The Woman in Cabin 10|
Gallery/Scout Press, 2017, PB, 384 pp, $16.00
Lo Blacklock is a travel journalist for Velocity magazine. She gets a cushy assignment on a boutique luxury cruising ship and hopes it will boost her career. It is a maiden voyage for the Aurora Borealis, the owner hoping for good press to entice wealthy folks. It all seems very innocent.
Lo is a complex character. Prior to the trip her apartment is burglarized while she is in it and we get the first hint that all is not right. She uses some breathing methods that hint of therapy and learn throughout the novel that she has panic attacks and anxiety. Blacklock also is not afraid of a mini-bar, or popping a cork.
All of this is important because with the drinking and anxiety medication Lo is the perfect candidate for gaslighting.
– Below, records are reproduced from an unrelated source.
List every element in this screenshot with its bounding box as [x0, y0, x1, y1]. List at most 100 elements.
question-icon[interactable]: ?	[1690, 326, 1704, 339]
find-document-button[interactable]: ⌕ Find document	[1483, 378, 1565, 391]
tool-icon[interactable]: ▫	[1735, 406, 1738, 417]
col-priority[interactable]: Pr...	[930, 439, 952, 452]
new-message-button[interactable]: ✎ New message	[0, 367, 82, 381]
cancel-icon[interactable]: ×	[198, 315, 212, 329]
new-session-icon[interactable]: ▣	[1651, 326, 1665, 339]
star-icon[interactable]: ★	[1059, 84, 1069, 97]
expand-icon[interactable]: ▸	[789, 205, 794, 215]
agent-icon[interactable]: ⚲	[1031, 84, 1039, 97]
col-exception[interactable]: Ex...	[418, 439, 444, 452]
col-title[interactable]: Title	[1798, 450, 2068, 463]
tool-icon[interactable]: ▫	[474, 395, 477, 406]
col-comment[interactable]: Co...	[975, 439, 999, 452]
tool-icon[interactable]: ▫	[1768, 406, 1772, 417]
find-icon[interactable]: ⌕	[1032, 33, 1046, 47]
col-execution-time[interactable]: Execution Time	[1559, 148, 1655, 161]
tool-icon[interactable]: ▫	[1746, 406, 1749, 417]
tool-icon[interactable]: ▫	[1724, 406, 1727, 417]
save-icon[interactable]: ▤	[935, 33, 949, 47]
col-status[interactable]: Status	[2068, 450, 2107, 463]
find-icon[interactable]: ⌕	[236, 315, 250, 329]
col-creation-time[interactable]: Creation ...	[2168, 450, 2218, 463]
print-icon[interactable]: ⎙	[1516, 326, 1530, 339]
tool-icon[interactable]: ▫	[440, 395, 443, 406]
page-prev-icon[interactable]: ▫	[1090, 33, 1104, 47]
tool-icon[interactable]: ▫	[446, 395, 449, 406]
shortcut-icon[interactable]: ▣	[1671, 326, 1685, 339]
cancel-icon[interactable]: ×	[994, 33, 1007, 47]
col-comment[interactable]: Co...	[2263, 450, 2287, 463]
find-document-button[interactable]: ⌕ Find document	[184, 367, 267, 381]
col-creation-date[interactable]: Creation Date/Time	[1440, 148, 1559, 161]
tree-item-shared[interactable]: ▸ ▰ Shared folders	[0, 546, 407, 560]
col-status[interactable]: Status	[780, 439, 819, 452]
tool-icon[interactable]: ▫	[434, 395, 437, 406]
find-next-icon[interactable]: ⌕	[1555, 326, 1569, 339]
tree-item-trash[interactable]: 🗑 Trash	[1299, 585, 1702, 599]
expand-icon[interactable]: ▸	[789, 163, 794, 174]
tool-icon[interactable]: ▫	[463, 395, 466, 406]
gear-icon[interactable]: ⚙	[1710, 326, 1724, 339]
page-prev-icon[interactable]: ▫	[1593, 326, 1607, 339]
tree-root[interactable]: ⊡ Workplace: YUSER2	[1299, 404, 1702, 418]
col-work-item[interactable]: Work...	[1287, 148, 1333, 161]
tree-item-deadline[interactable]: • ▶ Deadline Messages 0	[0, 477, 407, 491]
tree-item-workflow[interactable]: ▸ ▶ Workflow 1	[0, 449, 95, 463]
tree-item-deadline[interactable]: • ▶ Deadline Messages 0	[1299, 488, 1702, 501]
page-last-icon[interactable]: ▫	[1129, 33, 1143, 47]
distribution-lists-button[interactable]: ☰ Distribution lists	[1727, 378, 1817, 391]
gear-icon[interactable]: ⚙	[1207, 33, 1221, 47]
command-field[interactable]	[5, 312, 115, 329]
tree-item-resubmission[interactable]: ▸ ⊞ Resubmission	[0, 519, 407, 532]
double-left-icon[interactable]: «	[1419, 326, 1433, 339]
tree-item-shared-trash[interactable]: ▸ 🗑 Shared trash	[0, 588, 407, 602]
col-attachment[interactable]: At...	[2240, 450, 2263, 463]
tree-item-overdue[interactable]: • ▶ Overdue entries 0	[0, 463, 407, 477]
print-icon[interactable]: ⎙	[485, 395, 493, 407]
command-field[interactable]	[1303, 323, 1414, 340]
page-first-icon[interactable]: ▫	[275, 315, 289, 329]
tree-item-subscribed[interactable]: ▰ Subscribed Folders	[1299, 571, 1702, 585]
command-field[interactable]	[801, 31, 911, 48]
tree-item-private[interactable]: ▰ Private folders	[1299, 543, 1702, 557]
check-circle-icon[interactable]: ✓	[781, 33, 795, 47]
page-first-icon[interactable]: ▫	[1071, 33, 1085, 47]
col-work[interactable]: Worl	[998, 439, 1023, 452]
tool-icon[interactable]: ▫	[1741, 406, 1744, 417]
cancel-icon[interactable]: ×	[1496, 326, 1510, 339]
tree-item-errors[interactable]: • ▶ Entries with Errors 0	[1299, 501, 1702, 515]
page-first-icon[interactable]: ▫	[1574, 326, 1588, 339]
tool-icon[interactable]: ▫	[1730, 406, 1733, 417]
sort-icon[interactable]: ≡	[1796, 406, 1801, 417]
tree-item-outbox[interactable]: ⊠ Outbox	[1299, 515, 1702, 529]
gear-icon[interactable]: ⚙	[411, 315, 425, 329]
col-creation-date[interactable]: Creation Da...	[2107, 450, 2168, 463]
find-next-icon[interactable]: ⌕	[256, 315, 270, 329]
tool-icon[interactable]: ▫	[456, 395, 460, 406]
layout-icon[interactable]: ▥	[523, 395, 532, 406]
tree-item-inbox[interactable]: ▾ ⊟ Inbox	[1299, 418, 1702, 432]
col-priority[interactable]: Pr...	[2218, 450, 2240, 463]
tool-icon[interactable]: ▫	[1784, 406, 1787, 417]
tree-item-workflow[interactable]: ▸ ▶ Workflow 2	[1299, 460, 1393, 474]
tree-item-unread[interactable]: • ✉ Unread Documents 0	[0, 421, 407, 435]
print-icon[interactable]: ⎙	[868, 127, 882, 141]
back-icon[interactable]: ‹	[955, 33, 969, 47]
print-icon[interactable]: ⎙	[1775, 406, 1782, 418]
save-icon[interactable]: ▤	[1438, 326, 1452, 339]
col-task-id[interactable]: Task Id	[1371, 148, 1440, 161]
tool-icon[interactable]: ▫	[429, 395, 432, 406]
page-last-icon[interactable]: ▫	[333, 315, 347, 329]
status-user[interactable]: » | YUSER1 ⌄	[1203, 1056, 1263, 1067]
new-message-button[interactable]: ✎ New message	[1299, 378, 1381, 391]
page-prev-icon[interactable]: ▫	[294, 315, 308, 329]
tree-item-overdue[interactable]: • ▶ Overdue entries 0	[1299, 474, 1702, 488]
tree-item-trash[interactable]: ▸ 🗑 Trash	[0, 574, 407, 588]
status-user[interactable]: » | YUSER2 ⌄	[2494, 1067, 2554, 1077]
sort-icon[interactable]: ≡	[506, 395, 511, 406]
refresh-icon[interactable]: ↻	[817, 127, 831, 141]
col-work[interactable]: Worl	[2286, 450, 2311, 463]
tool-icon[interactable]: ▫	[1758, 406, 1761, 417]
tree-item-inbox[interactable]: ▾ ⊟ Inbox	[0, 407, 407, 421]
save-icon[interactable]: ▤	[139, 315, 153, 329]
Lo believes she hears a body from the cabin next to hers (cabin 10) being thrown overboard, she looks over the verandah and believes she sees blood, and calls security.
This is a classic locked door mystery. If you enjoy Agatha Christie or Sir Arthur Conan Doyle I believe you will enjoy this novel. There are many twists that will keep you guessing. A woman is missing, but all staff and passengers are accounted for. Lo questions herself, but the fact is that she saw a woman in the cabin and now that woman is gone. Her own terrifying experience of being burgled, and the helplessness she felt then kindles a need to figure out the truth and help this other victim.
Blacklock has no real allies. The security officer makes a point out of her drinking, and that she shouldn't mix her meds with alcohol so the only person she can rely on is herself; and she's pretty shaky. I love the way Ware builds Lo Blacklock's character. Lo is very accessible, her flaws make her more sympathetic, but not pitiable. She is very strong, introspective and pretty kick ass. She refuses to allow the issue to be swept away. In one conversation with security officer Nilsson she says "So that's it then, you think, just because of a handful of pills, I'm a paranoid nutjob who can't tell fact from fiction? She goes on to say to Nilsson "NO! I told you, you do not get to do this. You do not get to call me obsequious names and then dismiss what I've told you. Yes, I haven't been sleeping. Yes I'd been drinking. ...It has nothing to do with what I saw."
I won't go much more into the plot because I don't want to spoil it. Needless to say I was riveted, even to the point where I almost...almost committed the cardinal sin of flipping to the end. I really wanted to know who done it! I will say that when you do get to the last quarter of the book, and the mystery unravels, our heroine is still in danger and has to get herself out of more than one calamity.
On another note I appreciated that Ruth Ware constructed this character with her "flaws". Anxiety and panic attacks affect many people. Ware addresses this honestly and hopefully destigmatizes it in a way by allowing our protagonist to be so strong and self-sufficient. I will definitely be reading her first novel "In a Dark, Dark Wood".